Ça dépend de comment le comité sera géré. On peut toujours dire si j’étais président de la fédération les choses auraient changé. A présent Baba Tandian n’est plus là ; même si nous n’avons pas gagné grand-chose avec lui, il faut juste voir les choses du bon côté et trouver des solutions pour développer le basket au Sénégal. J’attends de voir ce que va faire le Cnb, parce que c’est toujours des promesses que les gens font. La fédération n’a jamais été professionnelle. J’espère que ça va changer puisqu’il y a d’anciennes basketteuses dans le Comité. Il y a toujours eu les mêmes discours. Les gens disent qu’ils veulent évoluer mais ça ne se voit pas.

Êtes-vous en contact avec Mame Diodio depuis sa blessure ?

J’essaie d’avoir de ses nouvelles régulièrement. Ça me peine de voir qu’elle galère pour sa rééducation. C’est un problème qui ne devait même pas se poser, si la fédération avait pris des assurances sérieuses ; pas celles du Sénégal où, quand tu es blessée, elles ne te remboursent même pas ton transport. On nous dit qu’on avait des assurances, mais nous n’avons jamais rien signé. Je me demande où ces assurances ont été prises ? C’est un exemple de manque de professionnalisme. Ce n’est pas normal. C’est parfois décourageant parce que tu te dis : à quoi ça sert de venir ? Si tu ne viens pas les gens vont se plaindre. Pour Diodio, la fédé devait prendre les précautions depuis le début. J’espère que sa prise en charge sera effective.

Avez-vous encore des regrets par rapport à la 3e place décrochée à l’Afrobasket ?

(Elle pousse un grand soupir) Ah oui ! (elle se répète).  Ça c’est sûr. Il y a toujours des regrets. Mais bon, que faire ? On va dire que c’est la volonté de Dieu, on accepte en essayant d’avancer.
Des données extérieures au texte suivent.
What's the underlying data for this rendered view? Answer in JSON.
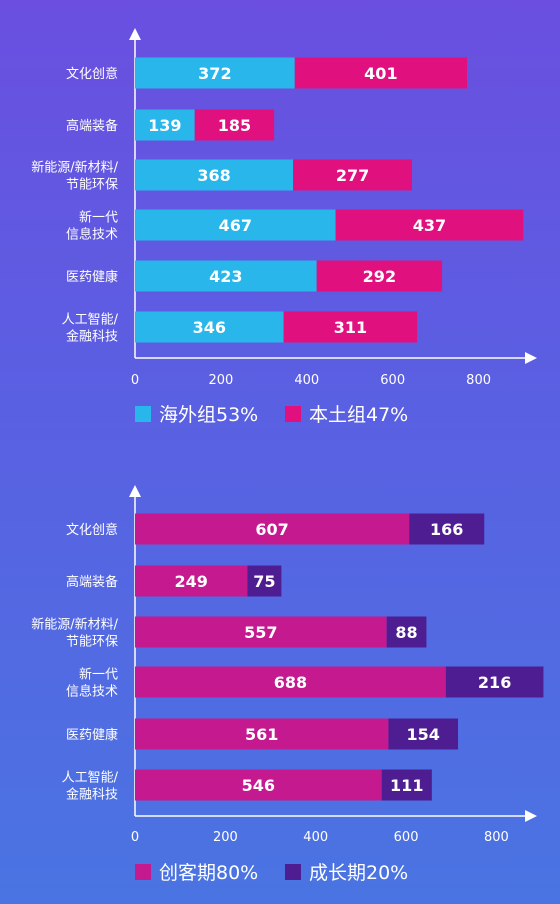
{
  "chart_data": [
    {
      "type": "bar",
      "orientation": "horizontal",
      "stacked": true,
      "categories": [
        "文化创意",
        "高端装备",
        "新能源/新材料/\n节能环保",
        "新一代\n信息技术",
        "医药健康",
        "人工智能/\n金融科技"
      ],
      "series": [
        {
          "name": "海外组53%",
          "values": [
            372,
            139,
            368,
            467,
            423,
            346
          ],
          "color": "#29b6ea"
        },
        {
          "name": "本土组47%",
          "values": [
            401,
            185,
            277,
            437,
            292,
            311
          ],
          "color": "#e0117f"
        }
      ],
      "x_ticks": [
        "0",
        "200",
        "400",
        "600",
        "800"
      ],
      "xlim": [
        0,
        900
      ],
      "legend_position": "bottom-left",
      "grid": false
    },
    {
      "type": "bar",
      "orientation": "horizontal",
      "stacked": true,
      "categories": [
        "文化创意",
        "高端装备",
        "新能源/新材料/\n节能环保",
        "新一代\n信息技术",
        "医药健康",
        "人工智能/\n金融科技"
      ],
      "series": [
        {
          "name": "创客期80%",
          "values": [
            607,
            249,
            557,
            688,
            561,
            546
          ],
          "color": "#c5198f"
        },
        {
          "name": "成长期20%",
          "values": [
            166,
            75,
            88,
            216,
            154,
            111
          ],
          "color": "#4d1d91"
        }
      ],
      "x_ticks": [
        "0",
        "200",
        "400",
        "600",
        "800"
      ],
      "xlim": [
        0,
        900
      ],
      "legend_position": "bottom-left",
      "grid": false
    }
  ]
}
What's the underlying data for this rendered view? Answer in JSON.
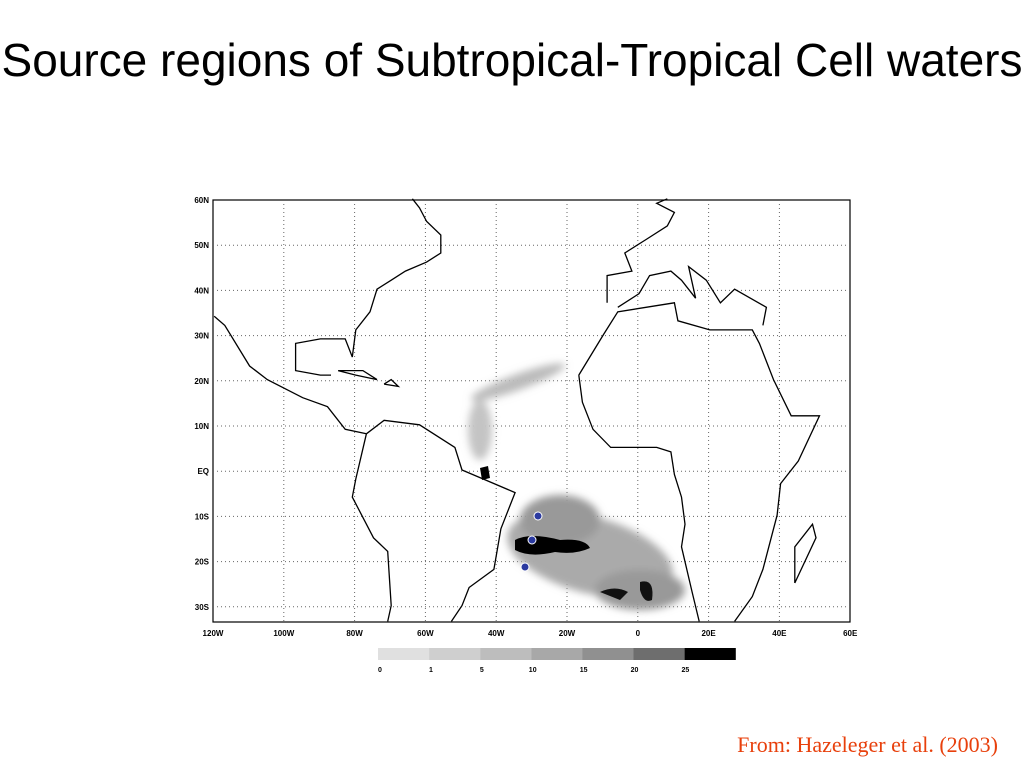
{
  "title": "Source regions of Subtropical-Tropical Cell waters",
  "map": {
    "lat_labels": [
      "60N",
      "50N",
      "40N",
      "30N",
      "20N",
      "10N",
      "EQ",
      "10S",
      "20S",
      "30S"
    ],
    "lon_labels": [
      "120W",
      "100W",
      "80W",
      "60W",
      "40W",
      "20W",
      "0",
      "20E",
      "40E",
      "60E"
    ],
    "colorbar_labels": [
      0,
      1,
      5,
      10,
      15,
      20,
      25
    ]
  },
  "citation": "From: Hazeleger et al. (2003)"
}
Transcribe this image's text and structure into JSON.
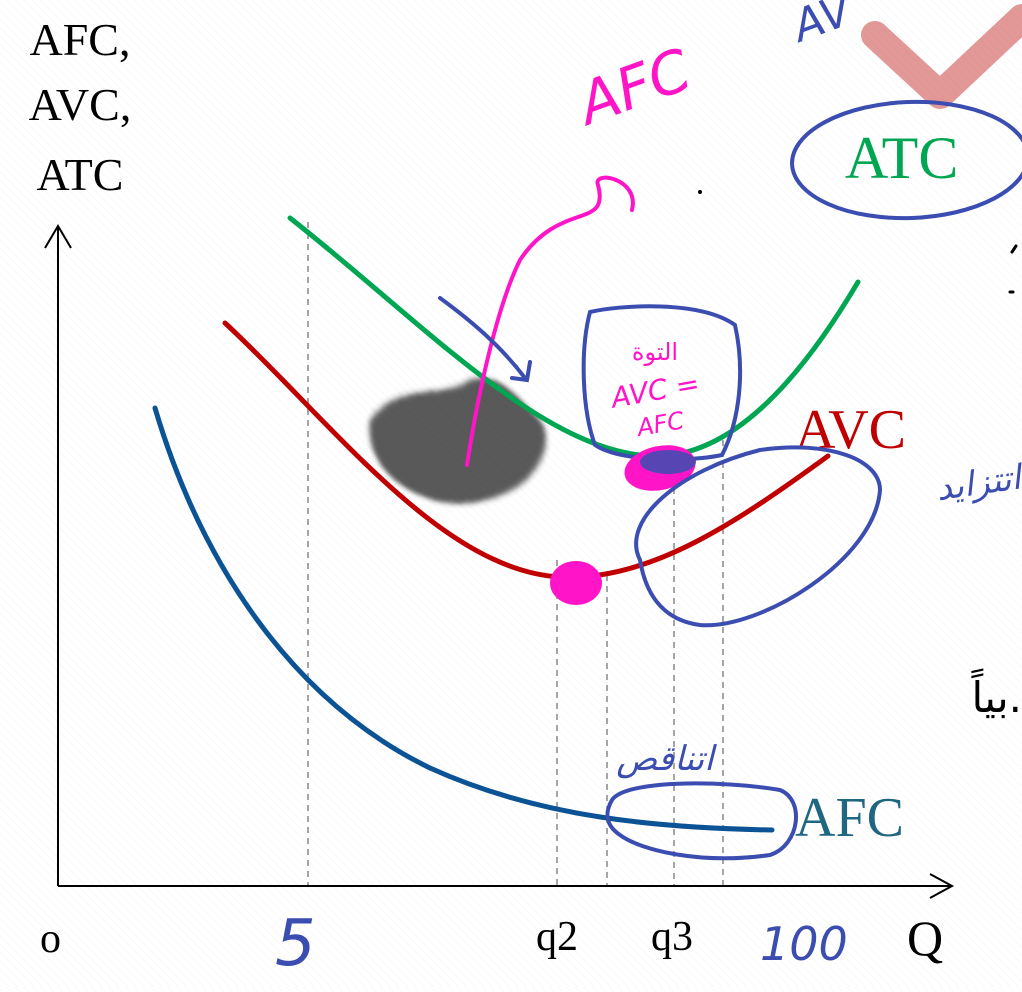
{
  "chart_data": {
    "type": "line",
    "ylabel_lines": [
      "AFC,",
      "AVC,",
      "ATC"
    ],
    "xlabel": "Q",
    "origin_label": "o",
    "x_tick_labels": [
      "q2",
      "q3"
    ],
    "grid": false,
    "series": [
      {
        "name": "ATC",
        "color": "#00a651"
      },
      {
        "name": "AVC",
        "color": "#c00000"
      },
      {
        "name": "AFC",
        "color": "#0b5394"
      }
    ],
    "label_colors": {
      "ATC": "#00a651",
      "AVC": "#c00000",
      "AFC": "#1f6680"
    }
  },
  "annotations": {
    "ink_blue": "#3b4db0",
    "ink_pink": "#ff14c8",
    "top_pink": "AFC",
    "box_pink_line1": "التوة",
    "box_pink_line2": "AVC =",
    "box_pink_line3": "AFC",
    "arabic_increasing": "اتتزايد",
    "arabic_decreasing": "اتناقص",
    "five": "5",
    "hundred": "100",
    "corner_partial": "AV",
    "edge_text": "بياً."
  }
}
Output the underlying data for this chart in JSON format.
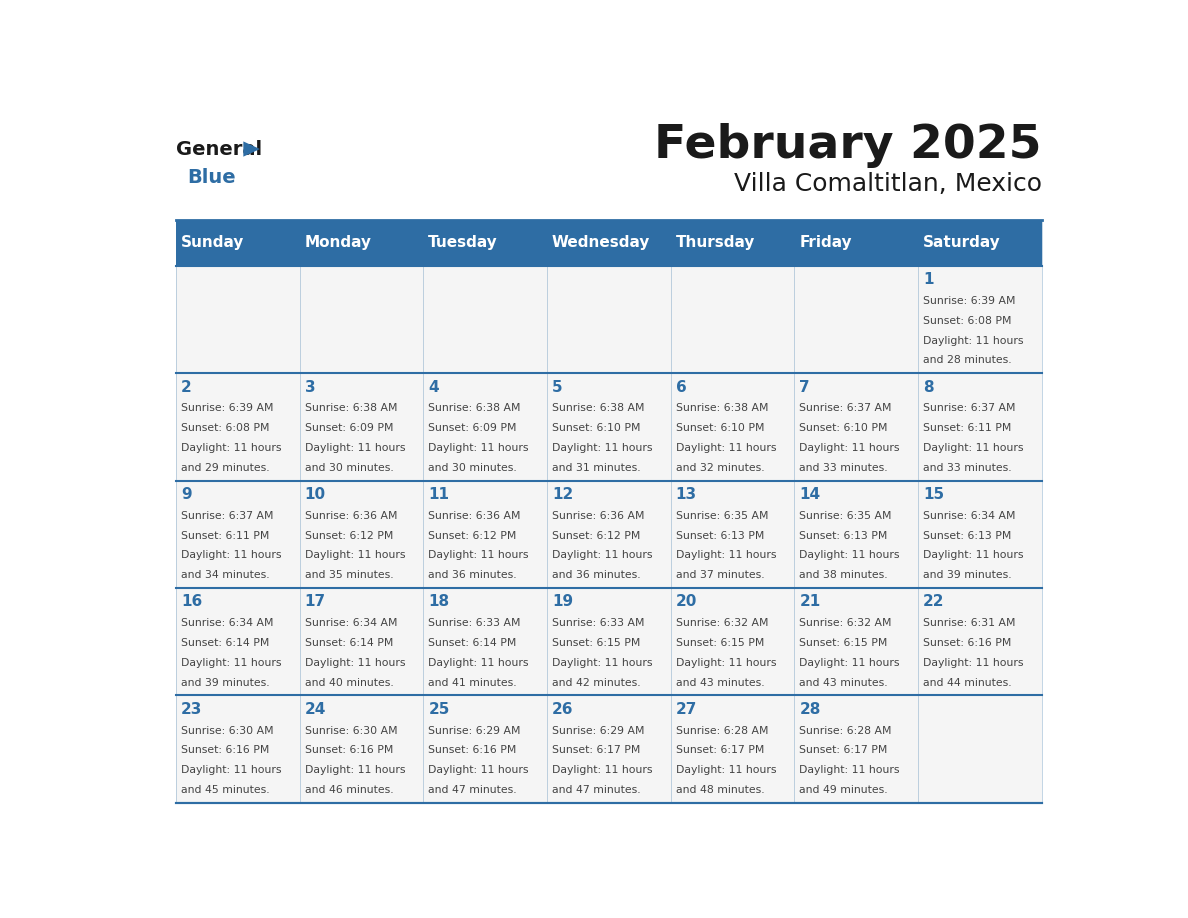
{
  "title": "February 2025",
  "subtitle": "Villa Comaltitlan, Mexico",
  "header_bg": "#2E6DA4",
  "header_text_color": "#FFFFFF",
  "cell_bg": "#F5F5F5",
  "day_names": [
    "Sunday",
    "Monday",
    "Tuesday",
    "Wednesday",
    "Thursday",
    "Friday",
    "Saturday"
  ],
  "day_number_color": "#2E6DA4",
  "text_color": "#444444",
  "line_color": "#2E6DA4",
  "calendar": [
    [
      null,
      null,
      null,
      null,
      null,
      null,
      1
    ],
    [
      2,
      3,
      4,
      5,
      6,
      7,
      8
    ],
    [
      9,
      10,
      11,
      12,
      13,
      14,
      15
    ],
    [
      16,
      17,
      18,
      19,
      20,
      21,
      22
    ],
    [
      23,
      24,
      25,
      26,
      27,
      28,
      null
    ]
  ],
  "sunrise": {
    "1": "6:39 AM",
    "2": "6:39 AM",
    "3": "6:38 AM",
    "4": "6:38 AM",
    "5": "6:38 AM",
    "6": "6:38 AM",
    "7": "6:37 AM",
    "8": "6:37 AM",
    "9": "6:37 AM",
    "10": "6:36 AM",
    "11": "6:36 AM",
    "12": "6:36 AM",
    "13": "6:35 AM",
    "14": "6:35 AM",
    "15": "6:34 AM",
    "16": "6:34 AM",
    "17": "6:34 AM",
    "18": "6:33 AM",
    "19": "6:33 AM",
    "20": "6:32 AM",
    "21": "6:32 AM",
    "22": "6:31 AM",
    "23": "6:30 AM",
    "24": "6:30 AM",
    "25": "6:29 AM",
    "26": "6:29 AM",
    "27": "6:28 AM",
    "28": "6:28 AM"
  },
  "sunset": {
    "1": "6:08 PM",
    "2": "6:08 PM",
    "3": "6:09 PM",
    "4": "6:09 PM",
    "5": "6:10 PM",
    "6": "6:10 PM",
    "7": "6:10 PM",
    "8": "6:11 PM",
    "9": "6:11 PM",
    "10": "6:12 PM",
    "11": "6:12 PM",
    "12": "6:12 PM",
    "13": "6:13 PM",
    "14": "6:13 PM",
    "15": "6:13 PM",
    "16": "6:14 PM",
    "17": "6:14 PM",
    "18": "6:14 PM",
    "19": "6:15 PM",
    "20": "6:15 PM",
    "21": "6:15 PM",
    "22": "6:16 PM",
    "23": "6:16 PM",
    "24": "6:16 PM",
    "25": "6:16 PM",
    "26": "6:17 PM",
    "27": "6:17 PM",
    "28": "6:17 PM"
  },
  "daylight": {
    "1": "11 hours and 28 minutes.",
    "2": "11 hours and 29 minutes.",
    "3": "11 hours and 30 minutes.",
    "4": "11 hours and 30 minutes.",
    "5": "11 hours and 31 minutes.",
    "6": "11 hours and 32 minutes.",
    "7": "11 hours and 33 minutes.",
    "8": "11 hours and 33 minutes.",
    "9": "11 hours and 34 minutes.",
    "10": "11 hours and 35 minutes.",
    "11": "11 hours and 36 minutes.",
    "12": "11 hours and 36 minutes.",
    "13": "11 hours and 37 minutes.",
    "14": "11 hours and 38 minutes.",
    "15": "11 hours and 39 minutes.",
    "16": "11 hours and 39 minutes.",
    "17": "11 hours and 40 minutes.",
    "18": "11 hours and 41 minutes.",
    "19": "11 hours and 42 minutes.",
    "20": "11 hours and 43 minutes.",
    "21": "11 hours and 43 minutes.",
    "22": "11 hours and 44 minutes.",
    "23": "11 hours and 45 minutes.",
    "24": "11 hours and 46 minutes.",
    "25": "11 hours and 47 minutes.",
    "26": "11 hours and 47 minutes.",
    "27": "11 hours and 48 minutes.",
    "28": "11 hours and 49 minutes."
  }
}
Allez-vous à l’avenir prendre de nouvelles responsabilités ?

Ça dépend, c’est difficile à dire. Ça dépend du coach, des joueuses qui sont autour. Tout ça c’est à voir le moment venu. De toute façon quand je viens en sélection c’est pour prendre mes responsabilités, que je sois jeune ou pas. Je conseille souvent aux jeunes de fonctionner ainsi, elles doivent s’affirmer même s’il y a des cadres. C’est ce qu’à su faire Oumou Thiam.